Since $X$ is Lindelöf, each ‘layer’ $\gamma_n$ of the development has a countable subcover $\beta_n$. Let $x\in X$ be arbitrary, and let $U$ be any open set containing $x$. There is some $n$ such that $\operatorname{St}(x,\gamma_n)\subseteq U$. Since $\beta_n$ is still a cover of $X$, there is some $B\in\beta_n\subseteq\gamma_n$ such that $x\in B\subseteq\operatorname{St}(x,\gamma_n)\subseteq U$. Thus, $\beta=\bigcup_{n\in\Bbb N}\beta_n$ is a base for $X$. Since each $\beta_n$ is countable, so is $\beta$, and $X$ is second countable.
Added: Note that regularity wasn’t actually needed.
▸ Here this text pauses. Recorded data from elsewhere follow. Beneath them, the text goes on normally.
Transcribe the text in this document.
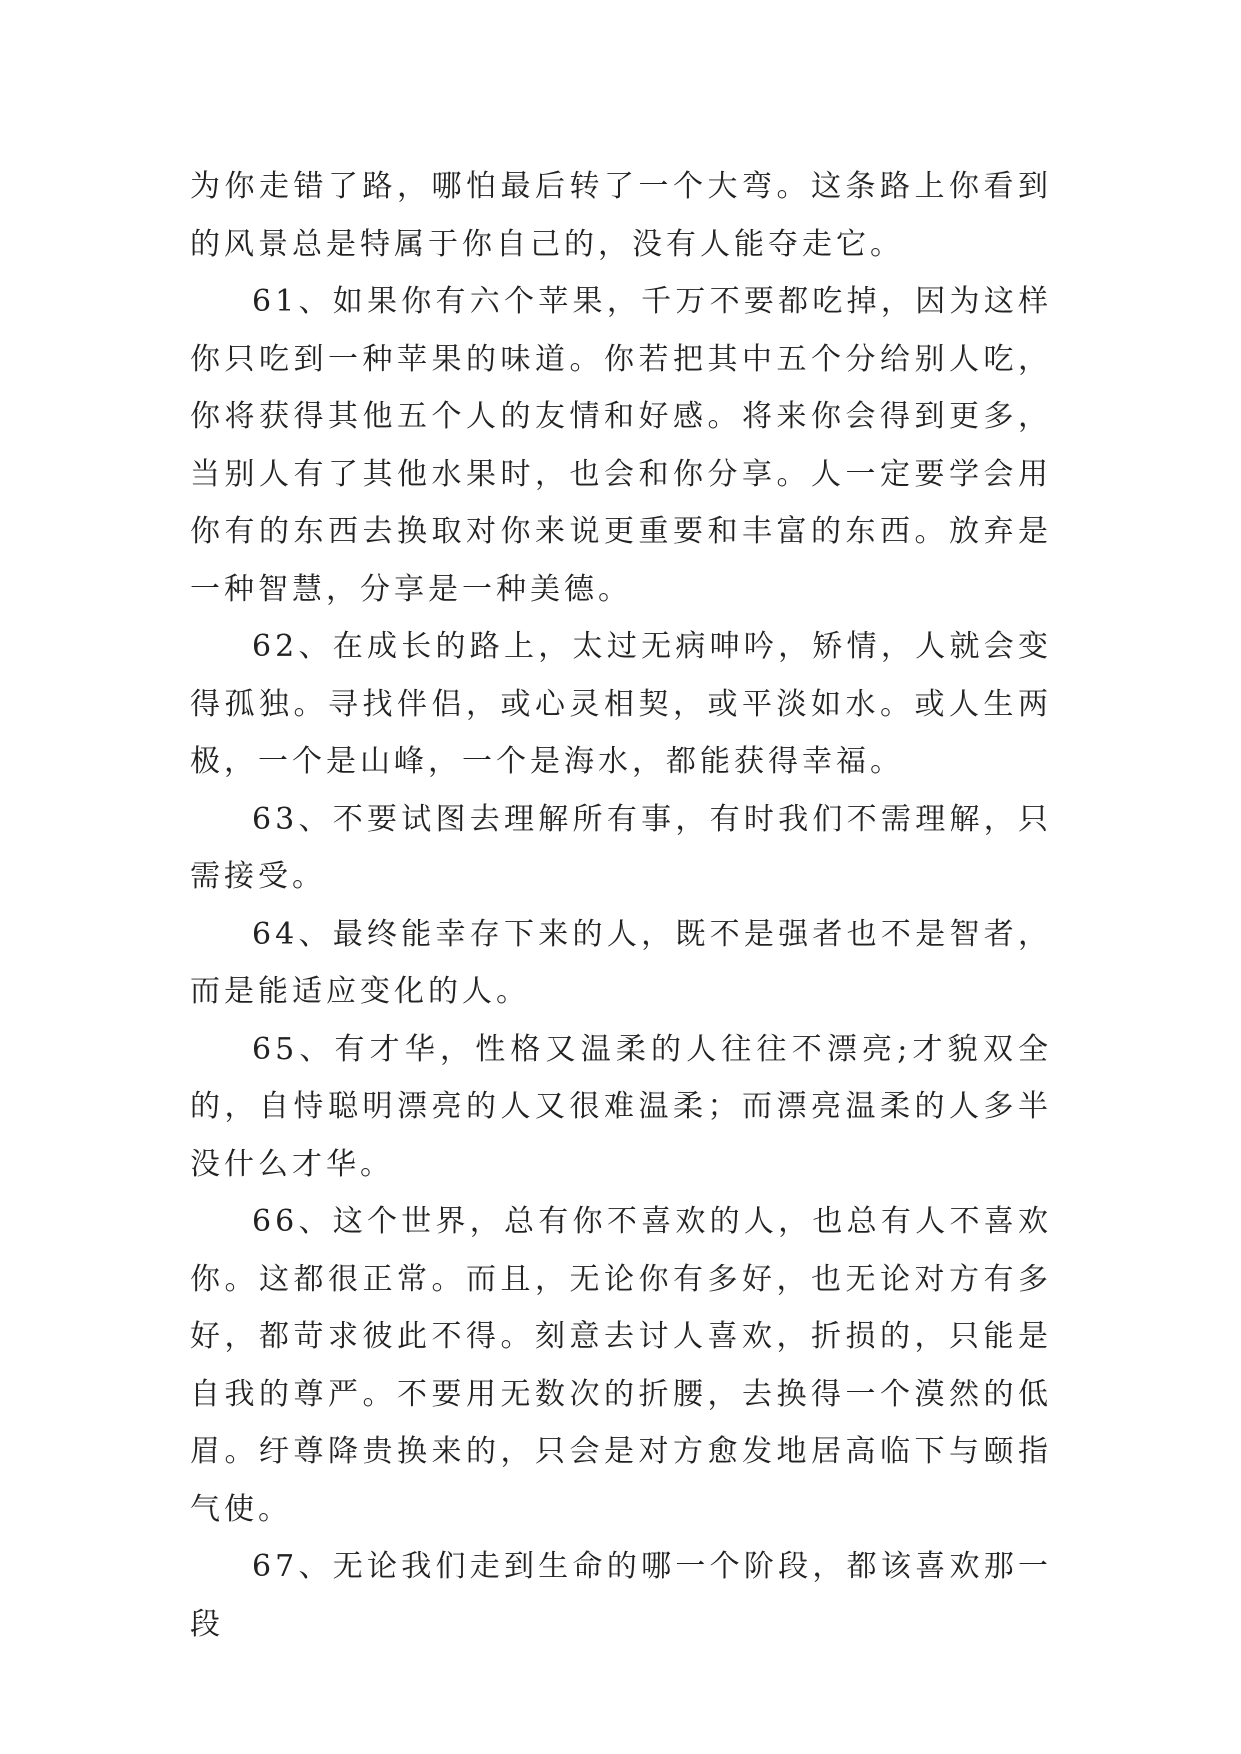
为你走错了路，哪怕最后转了一个大弯。这条路上你看到的风景总是特属于你自己的，没有人能夺走它。

61、如果你有六个苹果，千万不要都吃掉，因为这样你只吃到一种苹果的味道。你若把其中五个分给别人吃，你将获得其他五个人的友情和好感。将来你会得到更多，当别人有了其他水果时，也会和你分享。人一定要学会用你有的东西去换取对你来说更重要和丰富的东西。放弃是一种智慧，分享是一种美德。

62、在成长的路上，太过无病呻吟，矫情，人就会变得孤独。寻找伴侣，或心灵相契，或平淡如水。或人生两极，一个是山峰，一个是海水，都能获得幸福。

63、不要试图去理解所有事，有时我们不需理解，只需接受。

64、最终能幸存下来的人，既不是强者也不是智者，而是能适应变化的人。

65、有才华，性格又温柔的人往往不漂亮;才貌双全的，自恃聪明漂亮的人又很难温柔；而漂亮温柔的人多半没什么才华。

66、这个世界，总有你不喜欢的人，也总有人不喜欢你。这都很正常。而且，无论你有多好，也无论对方有多好，都苛求彼此不得。刻意去讨人喜欢，折损的，只能是自我的尊严。不要用无数次的折腰，去换得一个漠然的低眉。纡尊降贵换来的，只会是对方愈发地居高临下与颐指气使。

67、无论我们走到生命的哪一个阶段，都该喜欢那一段
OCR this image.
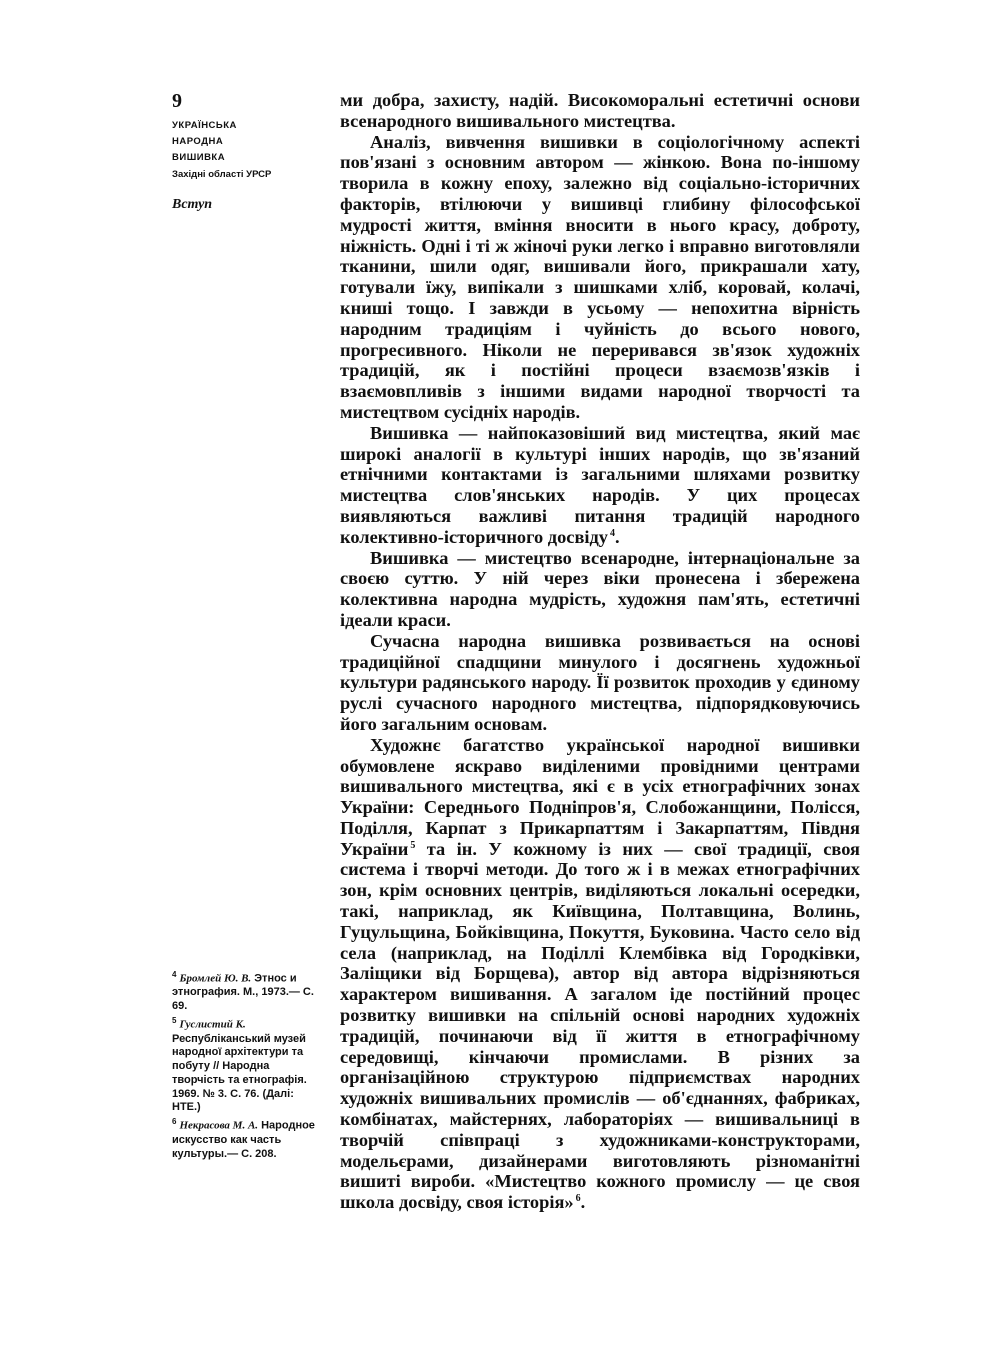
9
УКРАЇНСЬКА
НАРОДНА
ВИШИВКА
Західні області УРСР
Вступ

ми добра, захисту, надій. Високоморальні естетичні основи всенародного вишивального мистецтва.

Аналіз, вивчення вишивки в соціологічному аспекті пов'язані з основним автором — жінкою. Вона по-іншому творила в кожну епоху, залежно від соціально-історичних факторів, втілюючи у вишивці глибину філософської мудрості життя, вміння вносити в нього красу, доброту, ніжність. Одні і ті ж жіночі руки легко і вправно виготовляли тканини, шили одяг, вишивали його, прикрашали хату, готували їжу, випікали з шишками хліб, коровай, колачі, книші тощо. І завжди в усьому — непохитна вірність народним традиціям і чуйність до всього нового, прогресивного. Ніколи не переривався зв'язок художніх традицій, як і постійні процеси взаємозв'язків і взаємовпливів з іншими видами народної творчості та мистецтвом сусідніх народів.

Вишивка — найпоказовіший вид мистецтва, який має широкі аналогії в культурі інших народів, що зв'язаний етнічними контактами із загальними шляхами розвитку мистецтва слов'янських народів. У цих процесах виявляються важливі питання традицій народного колективно-історичного досвіду $^4$.

Вишивка — мистецтво всенародне, інтернаціональне за своєю суттю. У ній через віки пронесена і збережена колективна народна мудрість, художня пам'ять, естетичні ідеали краси.

Сучасна народна вишивка розвивається на основі традиційної спадщини минулого і досягнень художньої культури радянського народу. Її розвиток проходив у єдиному руслі сучасного народного мистецтва, підпорядковуючись його загальним основам.

Художнє багатство української народної вишивки обумовлене яскраво виділеними провідними центрами вишивального мистецтва, які є в усіх етнографічних зонах України: Середнього Подніпров'я, Слобожанщини, Полісся, Поділля, Карпат з Прикарпаттям і Закарпаттям, Півдня України $^5$ та ін. У кожному із них — свої традиції, своя система і творчі методи. До того ж і в межах етнографічних зон, крім основних центрів, виділяються локальні осередки, такі, наприклад, як Київщина, Полтавщина, Волинь, Гуцульщина, Бойківщина, Покуття, Буковина. Часто село від села (наприклад, на Поділлі Клембівка від Городківки, Заліщики від Борщева), автор від автора відрізняються характером вишивання. А загалом іде постійний процес розвитку вишивки на спільній основі народних художніх традицій, починаючи від її життя в етнографічному середовищі, кінчаючи промислами. В різних за організаційною структурою підприємствах народних художніх вишивальних промислів — об'єднаннях, фабриках, комбінатах, майстернях, лабораторіях — вишивальниці в творчій співпраці з художниками-конструкторами, модельєрами, дизайнерами виготовляють різноманітні вишиті вироби. «Мистецтво кожного промислу — це своя школа досвіду, своя історія» $^6$.

$^4$ Бромлей Ю. В. Этнос и этнография. М., 1973.— С. 69.

$^5$ Гуслистий К. Республіканський музей народної архітектури та побуту // Народна творчість та етнографія. 1969. № 3. С. 76. (Далі: НТЕ.)

$^6$ Некрасова М. А. Народное искусство как часть культуры.— С. 208.
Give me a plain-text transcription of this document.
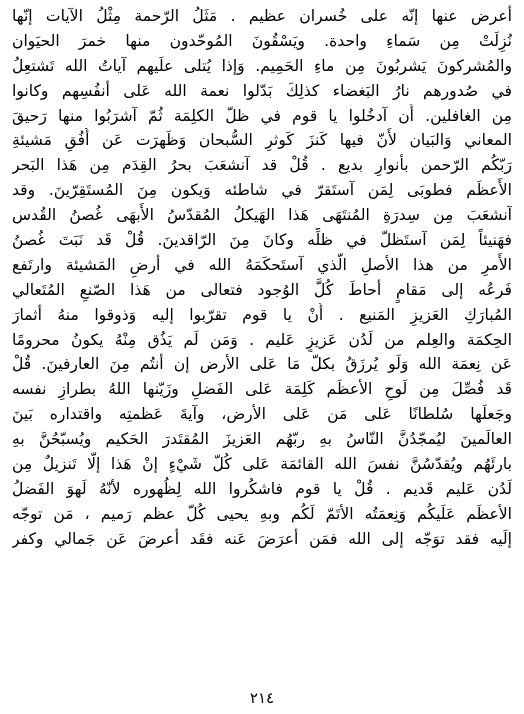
أعرض عنها إنّه على خُسران عظيم . مَثَلُ الرّحمة مِثْلُ الآيات إنّها
نُزِلَتْ مِن سَماءِ واحدة. ويَسْقُونَ المُوحّدون منها خمرَ الحيَوان
والمُشركونَ يَشربُونَ مِن ماءِ الحَمِيم. وَإذا يُتلى علَيهم آياتُ الله تَشتعِلُ
في صُدورهم نارُ البَغضاء كذلِكَ بَدّلوا نعمة الله عَلى أنفُسِهم وكانوا
مِن الغافلين. أَن آدخُلوا يا قوم في ظلّ الكلِمَة ثُمّ آشرَبُوا منها رَحيقَ
المعاني وَالبَيان لأَنّ فيها كَنزَ كَوثرِ السُّبحان وَظَهرَت عَن أُفُقِ مَشيئةِ
رَبّكُم الرّحمن بأنوارِ بديع . قُلْ قد آنشعَبَ بحرُ القِدَم مِن هَذا البَحر
الأَعظَم فطوبَى لِمَن آستَقرّ في شاطئه وَيكون مِنَ المُستَقِرّينَ. وقد
آنشعَبَ مِن سِدرَةِ المُنتَهَى هَذا الهَيكلُ المُقدّسُ الأَبهَى غُصنُ القُدس
فهَنيئاً لِمَن آستَظلّ في ظلِّه وكانَ مِنَ الرّاقدينَ. قُلْ قَد نَبَتَ غُصنُ
الأَمرِ من هذا الأصلِ الّذي آستَحكَمَهُ الله في أرضِ المَشيئة وارتَفع
فَرعُه إلى مَقامٍ أحاطَ كُلَّ الوُجود فتعالى من هَذا الصّنعِ المُتَعالي
المُبارَكِ العَزيزِ المَنيع . أَنْ يا قوم تقرّبوا إليه وَذوقوا منهُ أثمارَ
الحِكمَة والعِلم من لَدُن عَزيزٍ عَليم . وَمَن لَم يَذُق مِنْهُ يكونُ محرومًا
عَن نِعمَة الله وَلَو يُرزَقُ بكلّ مَا عَلى الأرض إن أنتُم مِنَ العارفينَ. قُلْ
قَد فُصِّلَ مِن لَوحِ الأعظَم كَلِمَة عَلى الفَضلِ وزَيّنها اللهُ بطرازِ نفسه
وجَعلَها سُلطانًا عَلى مَن عَلى الأرض، وآيةَ عَظمتِه واقتداره بَينَ
العالَمينَ ليُمجّدُنَّ النّاسُ بهِ ربّهُم العَزيزَ المُقتَدرَ الحَكيم ويُسبّحُنَّ بهِ
بارئَهُم ويُقدّسُنَّ نفسَ الله القائمَة عَلى كُلّ شَيْءٍ إنْ هَذا إلّا تَنزيلٌ مِن
لَدُن عَليم قَديم . قُلْ يا قوم فاشكُروا الله لِظُهوره لأنّهُ لَهوَ الفَضلُ
الأعظَم عَلَيكُم وَنِعمَتُه الأتَمّ لَكُم وبهِ يحيى كُلّ عظم رَميم ، مَن توجّه
إلَيه فقد توَجّه إلى الله فمَن أعرَضَ عَنه فقَد أعرضَ عَن جَمالي وكفر
٢١٤
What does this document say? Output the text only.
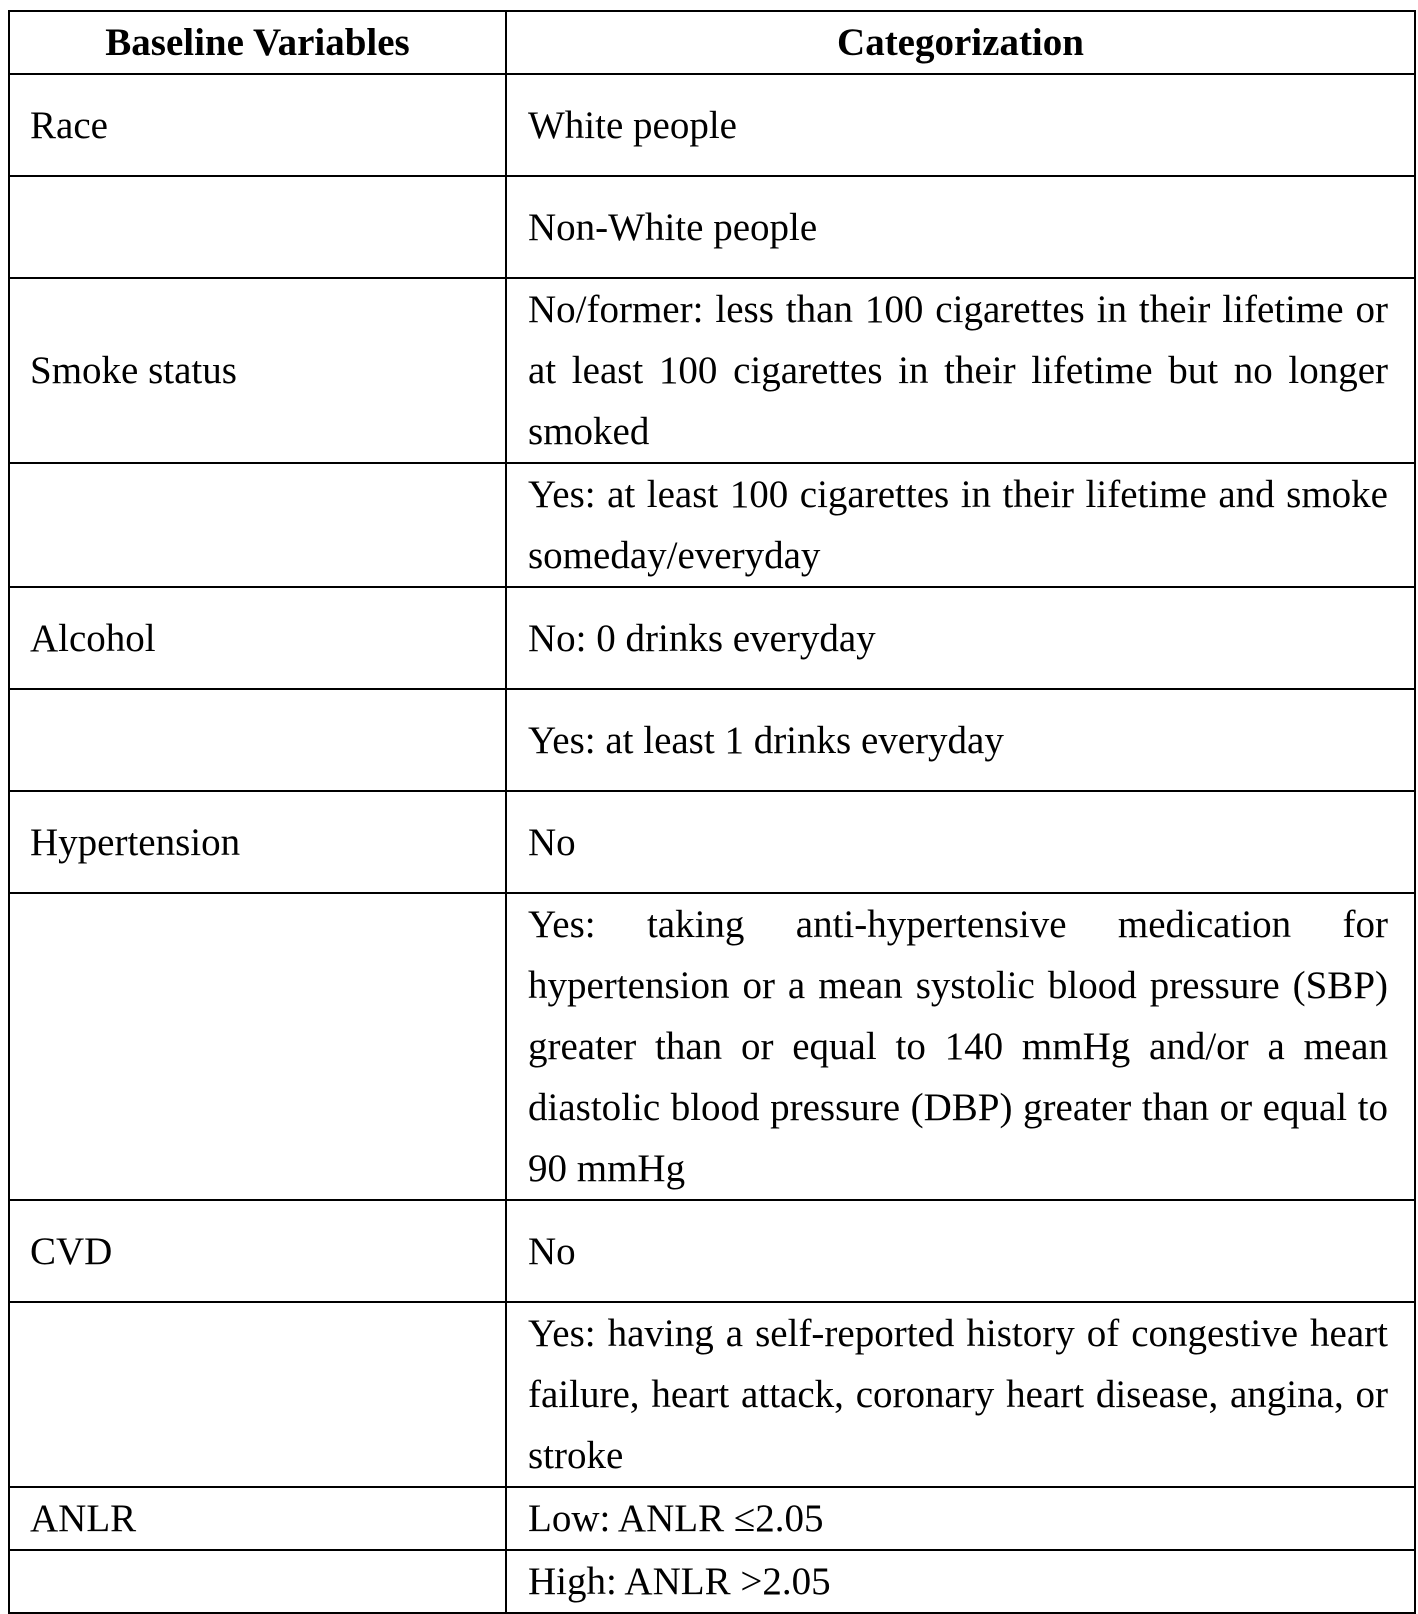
Baseline Variables	Categorization
Race	White people
	Non-White people
Smoke status	No/former: less than 100 cigarettes in their lifetime or at least 100 cigarettes in their lifetime but no longer smoked
	Yes: at least 100 cigarettes in their lifetime and smoke someday/everyday
Alcohol	No: 0 drinks everyday
	Yes: at least 1 drinks everyday
Hypertension	No
	Yes: taking anti-hypertensive medication for hypertension or a mean systolic blood pressure (SBP) greater than or equal to 140 mmHg and/or a mean diastolic blood pressure (DBP) greater than or equal to 90 mmHg
CVD	No
	Yes: having a self-reported history of congestive heart failure, heart attack, coronary heart disease, angina, or stroke
ANLR	Low: ANLR ≤2.05
	High: ANLR >2.05
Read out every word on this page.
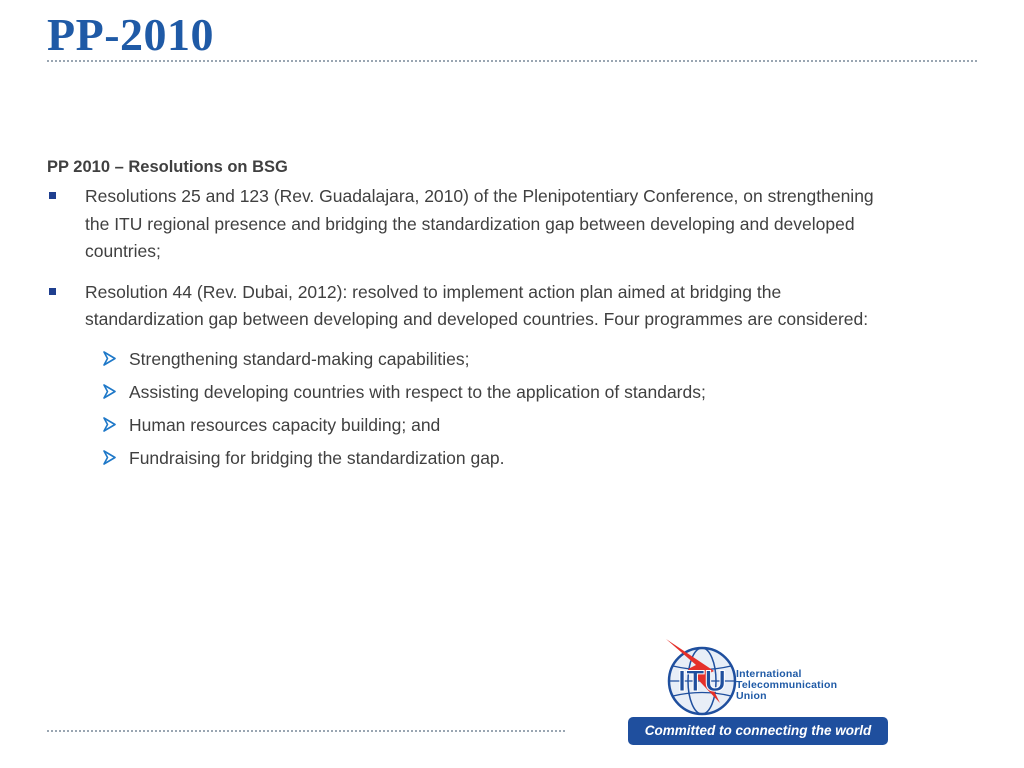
PP-2010

PP 2010 – Resolutions on BSG

Resolutions 25 and 123 (Rev. Guadalajara, 2010) of the Plenipotentiary Conference, on strengthening the ITU regional presence and bridging the standardization gap between developing and developed countries;
Resolution 44 (Rev. Dubai, 2012): resolved to implement action plan aimed at bridging the standardization gap between developing and developed countries. Four programmes are considered:
Strengthening standard-making capabilities;
Assisting developing countries with respect to the application of standards;
Human resources capacity building; and
Fundraising for bridging the standardization gap.
ITU International
Telecommunication
Union
Committed to connecting the world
A developable $T_3$-space is known as a Moore space; Moore spaces have quite a lot in common with metrizable spaces, all of which are of course Moore spaces themselves. This result is an example of that: it’s well-known that a metrizable space is Lindelöf iff it is second countable, and that separability is equivalent to each of these. This last equivalence does not extend to Moore spaces: the tangent disk space is a separable, completely regular Moore space that is neither Lindelöf nor second countable. (It’s also not normal.)